Supply chain security
Thakur noted the many supply chain issues that foundry customers face internationally, including chips that are counterfeited and illegally repackaged.
Prior to joining Intel, he worked for memory maker SanDisk, where he was responsible for worldwide technology operations.
“We had to get some of the packaging done in China. One time, I went to Beijing with Eli Harari, the CEO of SanDisk at the time.”
Between meetings, they decided to visit the Great Wall of China.
“I carried a camera. We used to make those SD cards for cameras. We said, ‘We need an SD card,’ and we went out on the street, and there was SanDisk, SanDisk, SanDisk. The card said it would provide you 256 MB, but it only took three pictures. We put a compliance and counterfeit lawyer on it, and it became such a huge issue.”
Intel also depends on Asian facilities, including one Thakur mentioned in Malaysia for packaging.

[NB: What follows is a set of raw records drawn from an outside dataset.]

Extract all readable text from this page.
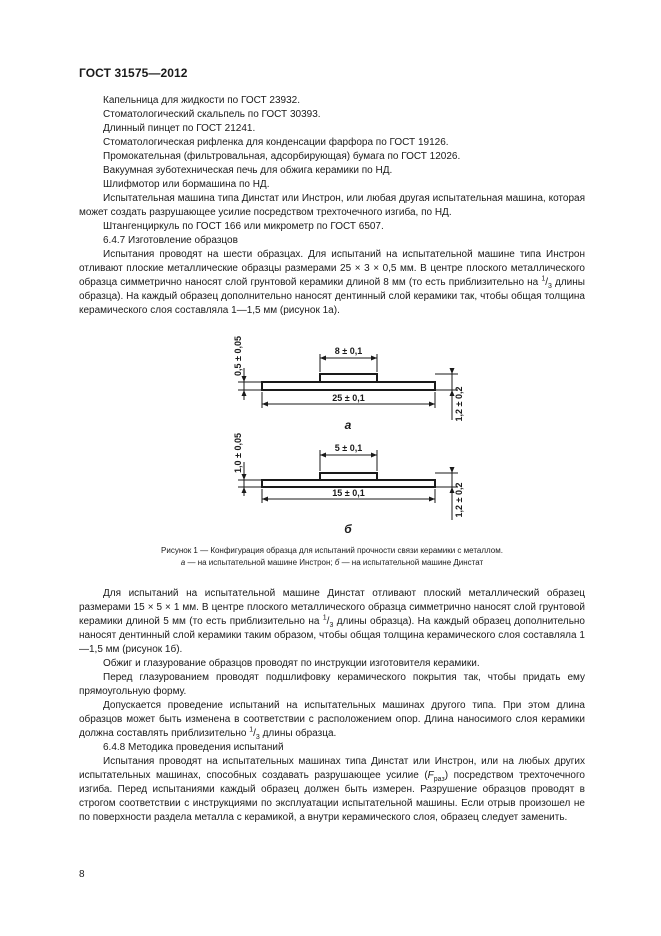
ГОСТ 31575—2012

Капельница для жидкости по ГОСТ 23932.

Стоматологический скальпель по ГОСТ 30393.

Длинный пинцет по ГОСТ 21241.

Стоматологическая рифленка для конденсации фарфора по ГОСТ 19126.

Промокательная (фильтровальная, адсорбирующая) бумага по ГОСТ 12026.

Вакуумная зуботехническая печь для обжига керамики по НД.

Шлифмотор или бормашина по НД.

Испытательная машина типа Динстат или Инстрон, или любая другая испытательная машина, которая может создать разрушающее усилие посредством трехточечного изгиба, по НД.

Штангенциркуль по ГОСТ 166 или микрометр по ГОСТ 6507.

6.4.7 Изготовление образцов

Испытания проводят на шести образцах. Для испытаний на испытательной машине типа Инстрон отливают плоские металлические образцы размерами 25 × 3 × 0,5 мм. В центре плоского металлического образца симметрично наносят слой грунтовой керамики длиной 8 мм (то есть приблизительно на $^1/_3$ длины образца). На каждый образец дополнительно наносят дентинный слой керамики так, чтобы общая толщина керамического слоя составляла 1—1,5 мм (рисунок 1а).

8 ± 0,1
25 ± 0,1
0,5 ± 0,05
1,2 ± 0,2
5 ± 0,1
15 ± 0,1
1,0 ± 0,05
1,2 ± 0,2
а
б

Рисунок 1 — Конфигурация образца для испытаний прочности связи керамики с металлом.

а — на испытательной машине Инстрон; б — на испытательной машине Динстат

Для испытаний на испытательной машине Динстат отливают плоский металлический образец размерами 15 × 5 × 1 мм. В центре плоского металлического образца симметрично наносят слой грунтовой керамики длиной 5 мм (то есть приблизительно на $^1/_3$ длины образца). На каждый образец дополнительно наносят дентинный слой керамики таким образом, чтобы общая толщина керамического слоя составляла 1—1,5 мм (рисунок 1б).

Обжиг и глазурование образцов проводят по инструкции изготовителя керамики.

Перед глазурованием проводят подшлифовку керамического покрытия так, чтобы придать ему прямоугольную форму.

Допускается проведение испытаний на испытательных машинах другого типа. При этом длина образцов может быть изменена в соответствии с расположением опор. Длина наносимого слоя керамики должна составлять приблизительно $^1/_3$ длины образца.

6.4.8 Методика проведения испытаний

Испытания проводят на испытательных машинах типа Динстат или Инстрон, или на любых других испытательных машинах, способных создавать разрушающее усилие $(F_{раз})$ посредством трехточечного изгиба. Перед испытаниями каждый образец должен быть измерен. Разрушение образцов проводят в строгом соответствии с инструкциями по эксплуатации испытательной машины. Если отрыв произошел не по поверхности раздела металла с керамикой, а внутри керамического слоя, образец следует заменить.

8
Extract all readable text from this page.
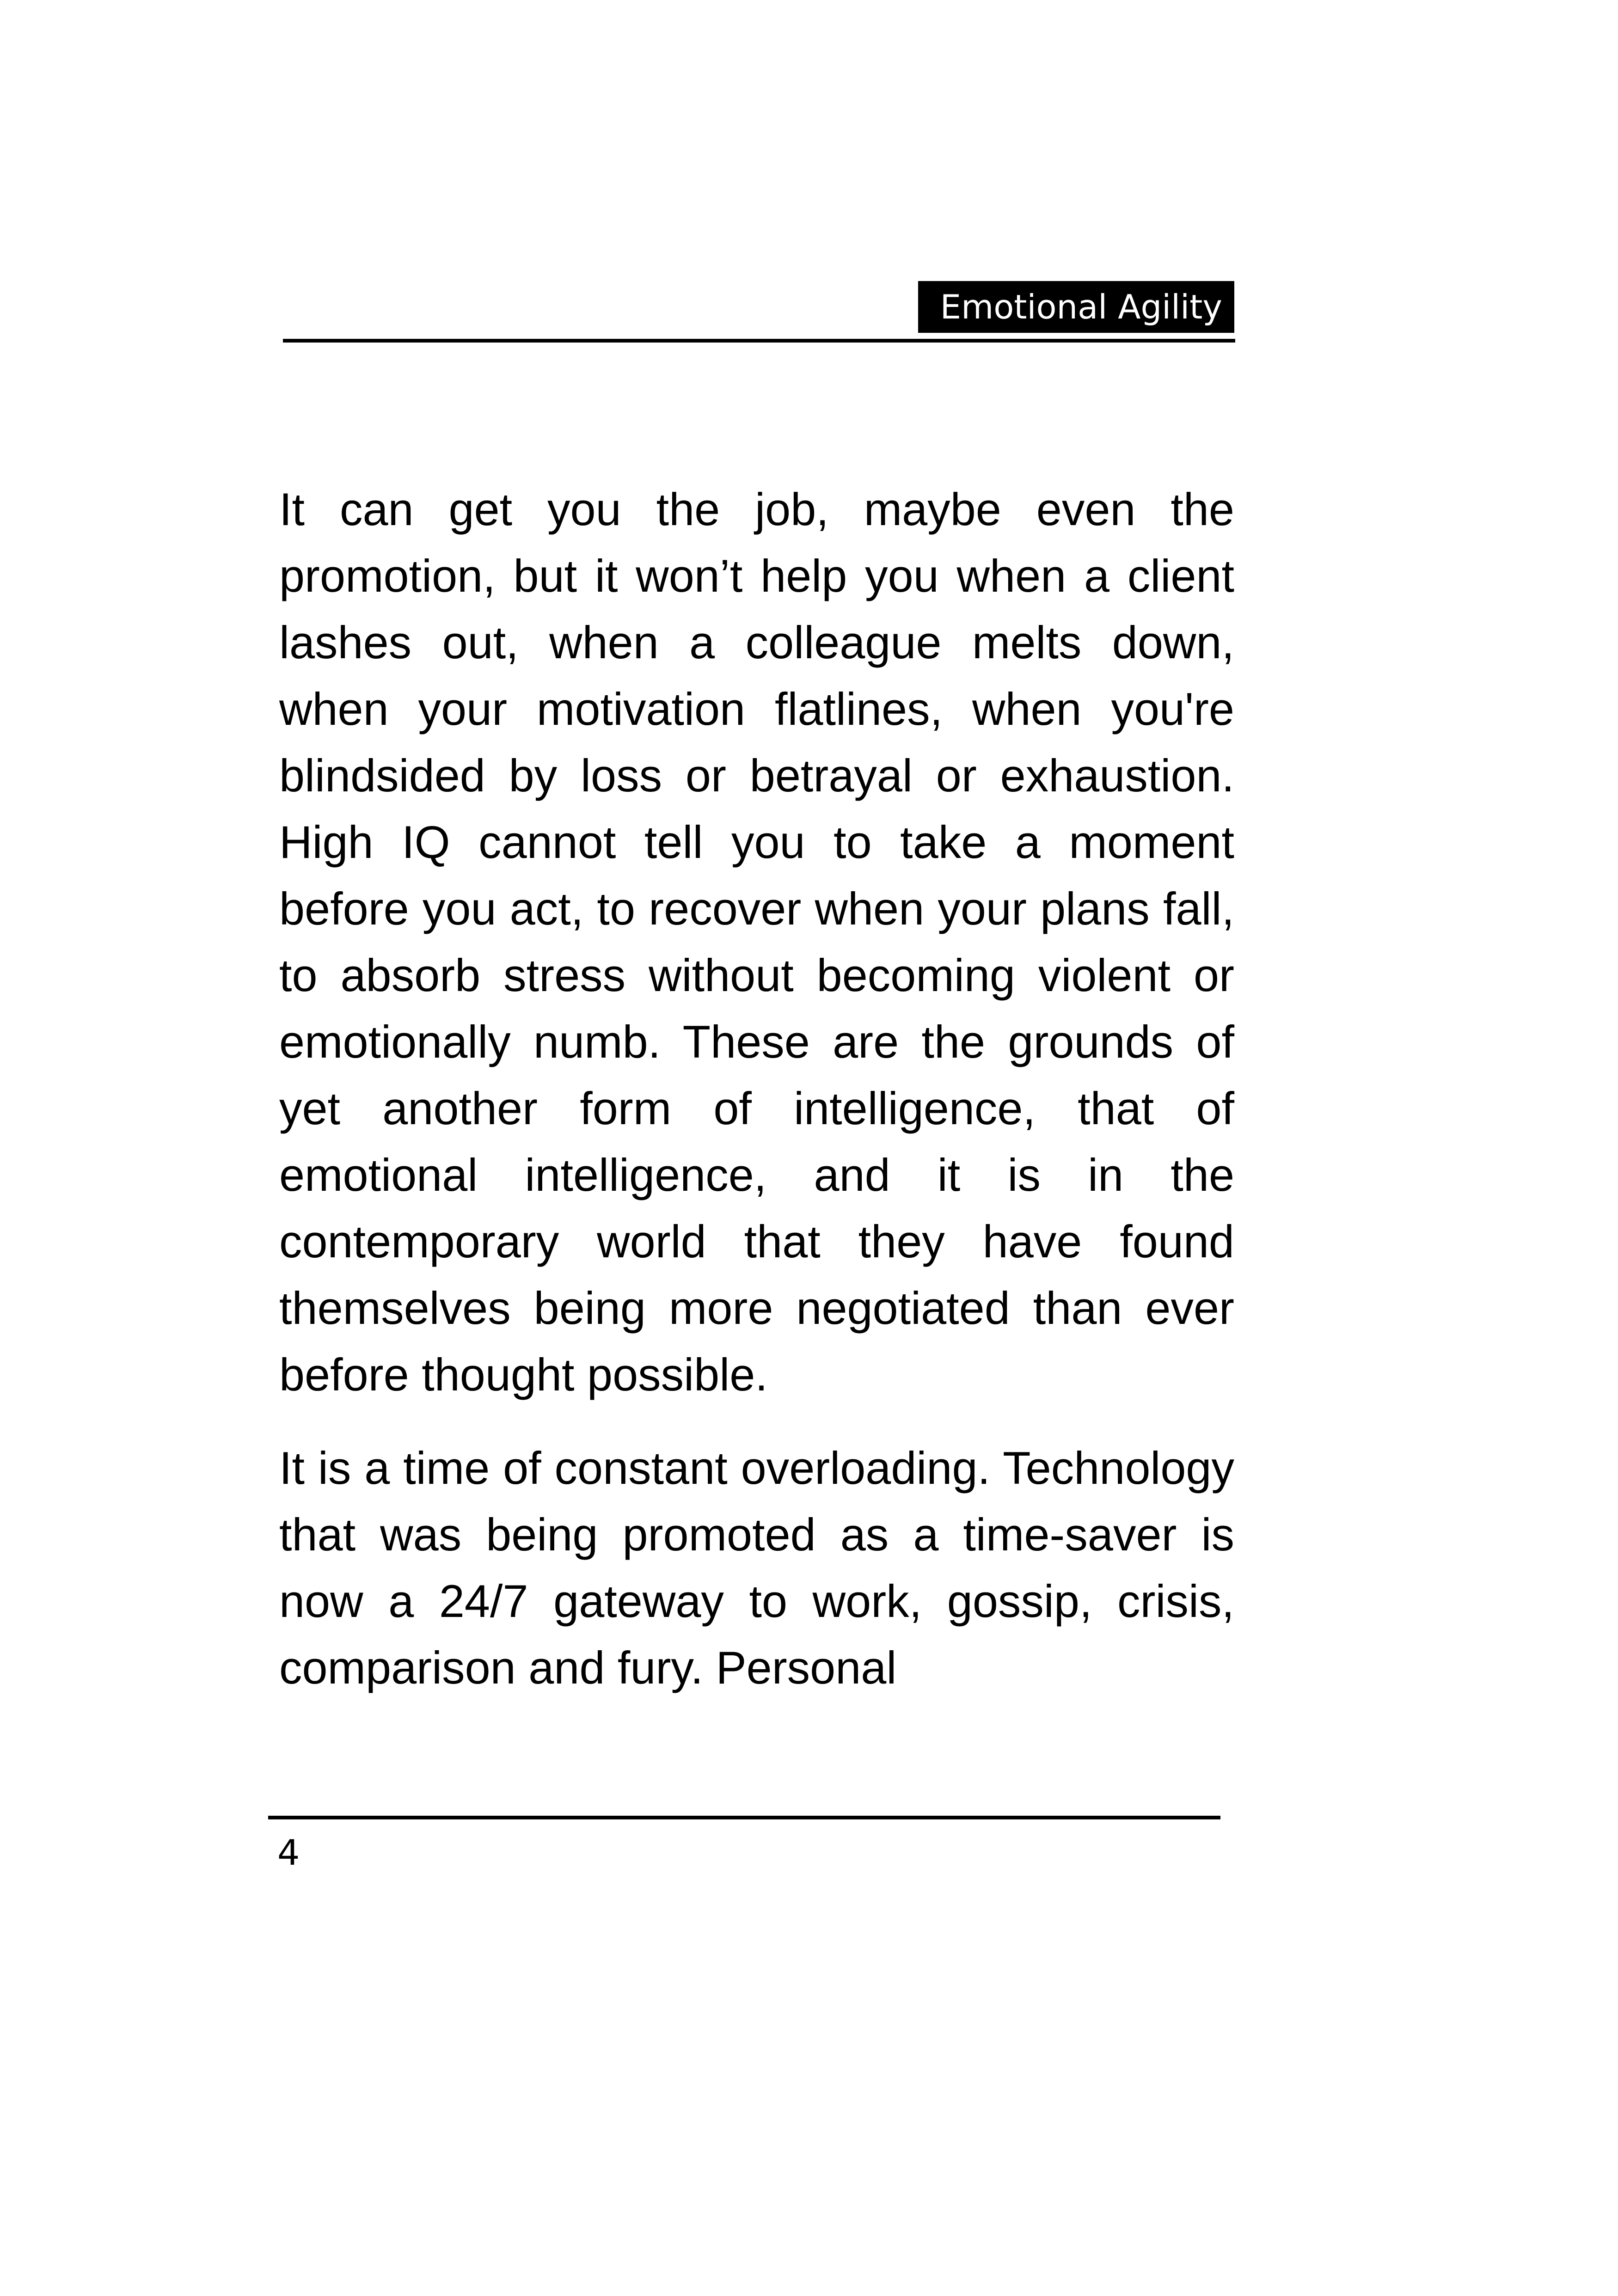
Emotional Agility

It can get you the job, maybe even the promotion, but it won’t help you when a client lashes out, when a colleague melts down, when your motivation flatlines, when you're blindsided by loss or betrayal or exhaustion. High IQ cannot tell you to take a moment before you act, to recover when your plans fall, to absorb stress without becoming violent or emotionally numb. These are the grounds of yet another form of intelligence, that of emotional intelligence, and it is in the contemporary world that they have found themselves being more negotiated than ever before thought possible.

It is a time of constant overloading. Technology that was being promoted as a time-saver is now a 24/7 gateway to work, gossip, crisis, comparison and fury. Personal

4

It is secure, but going forward for the defense business, Chandler will be the new location for packaging, Thakur said.
Despite the geopolitical competition between China and the U.S. in the semiconductor industry, IFS will pursue customers everywhere. While the U.S. is expected to announce new red lines on exports of chip technology to China, Thakur points out that the nation accounts for about 20% of parent Intel’s business.
“That’s how these things get kind of ugly. We operate in an environment where these kinds of geopolitical uncertainties have increased.”
IFS must compete in the global foundry business with the big players, Thakur said.
The trick is to serve local markets as supply chains become less globalized and more isolated.
“The customer can be anywhere. Now the question becomes, when are you going to manufacture locally to serve them locally?”
IFS, as a latecomer to the foundry business that’s dominated by TSMC and Samsung, must find ways to differentiate itself, Thakur said.
He touted Intel’s expertise in architectures, including x86, ARM, and RISC-V, as well as packaging processes and even a chiplet studio that provides ready-made pieces for chip-design customers.